Faltan los dos días más largos de
la historia. Dos eternos días para la pinchísima quincena y las cuentas ya no
dan. Juntar la prequincena con el síndrome premenstrual es una combinación
terrorífica. ¿Por qué las tarjetas de crédito tienen fecha de corte el 28 o el
14 de cada mes? Debe ser parte del complot para cobrar intereses sobre
intereses y poner a trabajar a sus telefonistas con mensajes que van de la
amable súplica a la amenaza implacable.
Sería
una escena dantesca ver el desfile de decenas de cajas de zapatos embargados
mientras lágrimas negras, de rímel, escurren por las mejillas desconsoladas de
Mariana y unos ojos de furia chispeante me recriminan mi irresponsabilidad
financiera. Anoche, me faltaron argumentos para explicar que un niño de tres
meses y medio no requería del gigantesco zoológico que le han traído los reyes
magos y cuyo costo, más gigantesco todavía, viene incluido en el estado de
cuenta de este mes, sumado al precio del nuevo par de zapatos para ella y la
corbata que, amablemente, los presuntos reyes magos han tenido a bien
obsequiarme, aunque se hayan olvidado de pagar la cuenta.
En
plena discusión, expresamente de asuntos financieros, salió la historia del
whisky del domingo pasado y mi imperdonable mentira sobre el dolor de estómago.
Discursos sobre mi inmadurez.
Trato de no
encabronarme. Ommm. Ommm. Escucha, Mariana, tenemos que resolver el pago de la tarjeta…

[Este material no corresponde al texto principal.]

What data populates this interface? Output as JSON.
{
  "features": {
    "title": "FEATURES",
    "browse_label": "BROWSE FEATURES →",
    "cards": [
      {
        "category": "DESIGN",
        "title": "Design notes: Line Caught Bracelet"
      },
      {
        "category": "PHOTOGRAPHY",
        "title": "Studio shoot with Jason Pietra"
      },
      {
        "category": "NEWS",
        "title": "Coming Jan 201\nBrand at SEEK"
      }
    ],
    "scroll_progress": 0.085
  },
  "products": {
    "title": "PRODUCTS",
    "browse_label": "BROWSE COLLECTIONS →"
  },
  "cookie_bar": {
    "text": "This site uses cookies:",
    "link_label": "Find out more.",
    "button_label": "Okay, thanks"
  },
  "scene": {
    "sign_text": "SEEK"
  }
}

¡Claro! Tú te quedas tiradote en el sillón escribiendo pendejadas y no eres
capaz de pagar los juguetes de tu hijo. Así que, ahora, es “mi hijo”. Último
ommm.
En
algún momento, entre la inmadurez y “mi hijo”, el tal Armando invadió el resto
de la disputa. Reconozco que no venía al caso, como tampoco venía al caso el
discurso de inmadurez, confirmado además por lo que ocurrió luego, pero, entre “tiradote
en el sillón escribiendo pendejadas” y “hola, que tengas un buen domingo”, se
estableció un oscuro vínculo.
En
qué momento pasé de marido tirado en el sillón escribiendo pendejadas a marido
despechado y de ahí a espía y mentiroso, no lo sé. El veredicto estaba dado: yo
había comenzado la discusión sobre la tarjeta buscando un pretexto para el
reclamo (es en vano notificar que fue ella quien inauguró la arenga) después de
husmear, desde quién sabe cuándo, su celular, su computadora y el cajón de sus
cosas personales. De inmaduro me convertí en inseguro y paranoico. Discursos
sobre la confianza, el machismo y el no soporto las mentiras llenaron el resto
del monólogo. Nos fuimos a dormir, ella en su lado de la cama y yo en el mío.
Aún me sigue gustando su espalda.
Hoy
me he sentido culpable, aunque no sé bien por qué. Por supuesto, no arreglamos
lo de la tarjeta, habrá que sumar el cargo por pago tardío. Sigo sin saber
quién es el tal Armando, pero tengo más sospechas que nunca. El discurso sobre
la defensa de la privacidad me sigue sabiendo pésimo. Mamarracho, como soy, le
mandé un mensaje hace un momento: perdón por lo de anoche, todo se arreglará, a
pesar de nuestras diferencias. Además de mamarracho, cursi.
Vuelvo
a ver el celular por tercera vez. No hay respuesta. Estará ocupada. Tal vez más
tarde. Me falta una docena de reportes para hoy. Hora de comida. El elefante
del zoológico está extraviado. Sobre mi corbata seminueva, ha caído una enorme
gota de café en algún momento de la mañana. Una verdadera lástima. Hoy no estoy
seguro si de verdad me sigue gustando su espalda. Única certeza: quisiera estar
tiradote en el sillón escribiendo pendejadas.